Je trouve cela très compliqué de priver des êtres humains de sexualité. Tu as la foi, tu es croyant, et pour autant tu ne dois aimer que Dieu et ne dois pas avoir de sexualité, c’est discutable.
Il est dit dans le film qu’il y a eu plusieurs cas de femmes qui se sont fait passer pour un homme dans l’Eglise. Vous nous le confirmez ?
Je suppose, oui. Je ne suis pas allée vérifier, mais ça a dû exister, évidemment. La manière directe avec laquelle Virginie Sauveur introduit l’affaire est de ce point de vue remarquable. On ne spolie rien, puisque tout est donné d’emblée.
Vous êtes-vous préparée à ce rôle particulier de chancelière de diocèse ?
Je n’ai pas rencontré de membres du clergé, j’ai bien compris dans le scénario ce dont il s’agissait, je n’avais pas besoin de sous-titre.
Le duo que vous formez avec François Berléand fonctionne très bien, vous aviez déjà joué ensemble ?
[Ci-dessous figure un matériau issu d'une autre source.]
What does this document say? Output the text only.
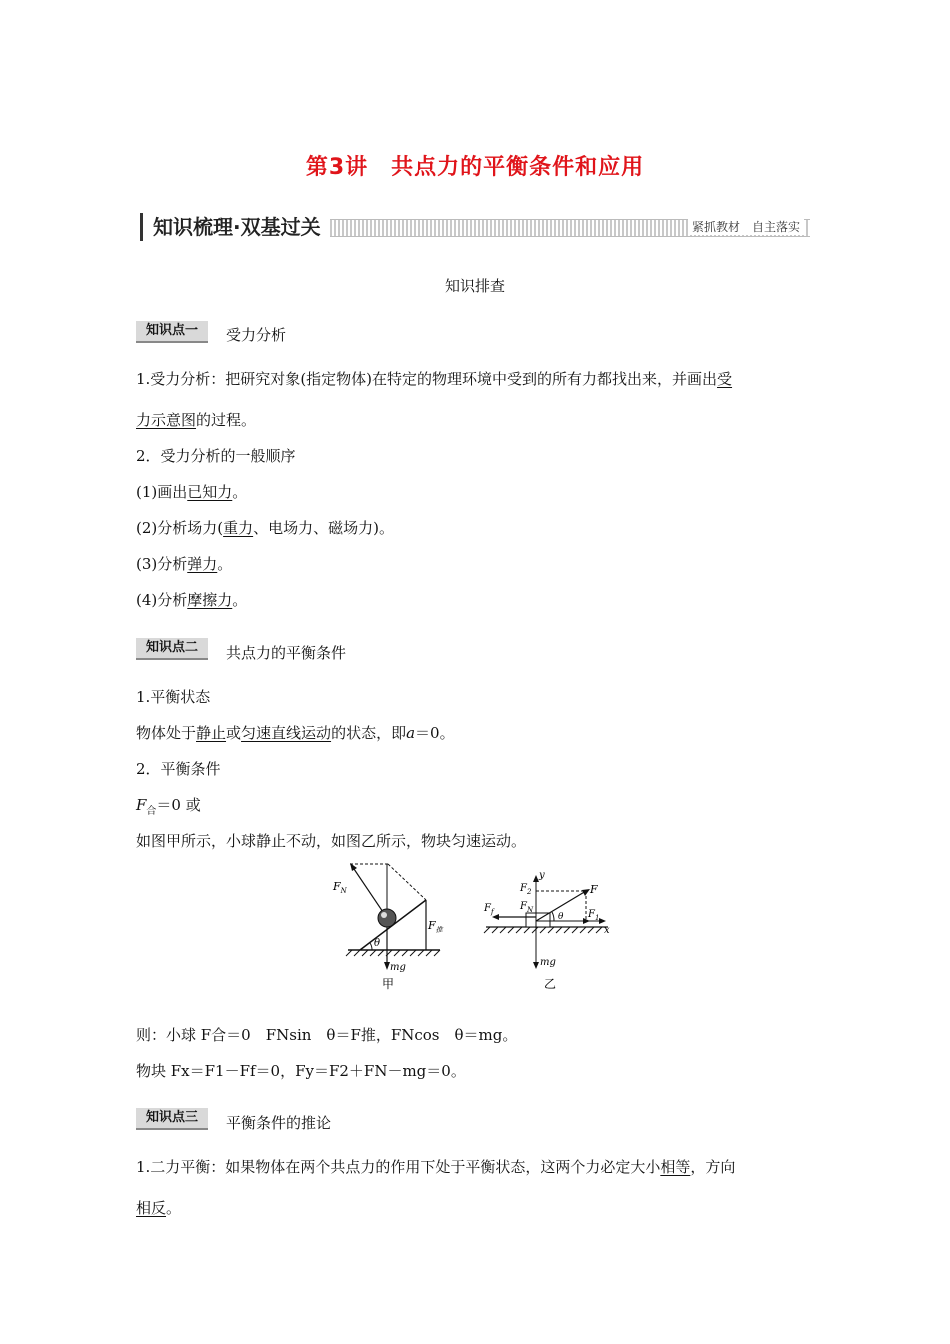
第3讲　共点力的平衡条件和应用
知识梳理·双基过关	紧抓教材　自主落实
知识排查
知识点一	受力分析
1.受力分析：把研究对象(指定物体)在特定的物理环境中受到的所有力都找出来，并画出受
力示意图的过程。
2．受力分析的一般顺序
(1)画出已知力。
(2)分析场力(重力、电场力、磁场力)。
(3)分析弹力。
(4)分析摩擦力。
知识点二	共点力的平衡条件
1.平衡状态
物体处于静止或匀速直线运动的状态，即a＝0。
2．平衡条件
$F_合=0$ 或
如图甲所示，小球静止不动，如图乙所示，物块匀速运动。
$F_N$
$F_推$
θ
mg
甲
y
x
F
$F_2$
$F_N$
$F_f$	$F_1$
θ
mg
乙
则：小球 F合＝0　FNsin　θ＝F推，FNcos　θ＝mg。
物块 Fx＝F1－Ff＝0，Fy＝F2＋FN－mg＝0。
知识点三	平衡条件的推论
1.二力平衡：如果物体在两个共点力的作用下处于平衡状态，这两个力必定大小相等，方向
相反。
Je le connais bien, mais je ne me souviens pas de l’avoir croisé sur un film. Jouant séparément sur un même film, mais sans scène commune, peut-être. Mais c’est un copain, un être délicieux. C’est quelqu’un avec lequel il est très facile d’entrer en relation, très accessible. Donc l’échange sur le plateau était très naturel, on s’est amusés. Lui en curé (évêque), avec ce rapport hiérarchique fort, et la magie opère. Il y a des gens que tu peux apprécier dans la vie et au fond tu ne joues pas si bien que ça avec eux. A l’inverse aussi. C’est vrai que là, on s’entend très bien et que cette partie de ping-pong fonctionne bien. C’est comme dans la danse : on t’invite à danser et tu peux être surprise de danser aussi bien avec ton partenaire, alors qu'un autre peut te marcher sur les pieds, te fait tourner, te broie la main et tu sens que ça ne marche pas, qu’on est à contretemps. C’est pareil pour les acteurs. Parfois le rythme d'un acteur te déstabilise, il peut mettre beaucoup de temps pour répondre par exemple, tu peux te sentir "dérythmée" en fait. Mais il faut s’adapter, c’est aussi le principe, mais du coup ça prend ou ça ne prend pas.
On va vous voir dans "Madame de Sévigné" d'Isabelle Brocard, vous pouvez nous en dire deux mots ?
Oui, le film est terminé. Je joue la comtesse. C’est fondé sur la correspondance de Madame de Sévigné avec sa fille, avec des rapports très compliqués entre elles deux. C’est un film que l’on a tourné il y a un an, et qui va sortir le 14 janvier 2024. Et je suis également ces temps-ci dans Une nuit d’Alex Lutz qui sort le 5 juillet.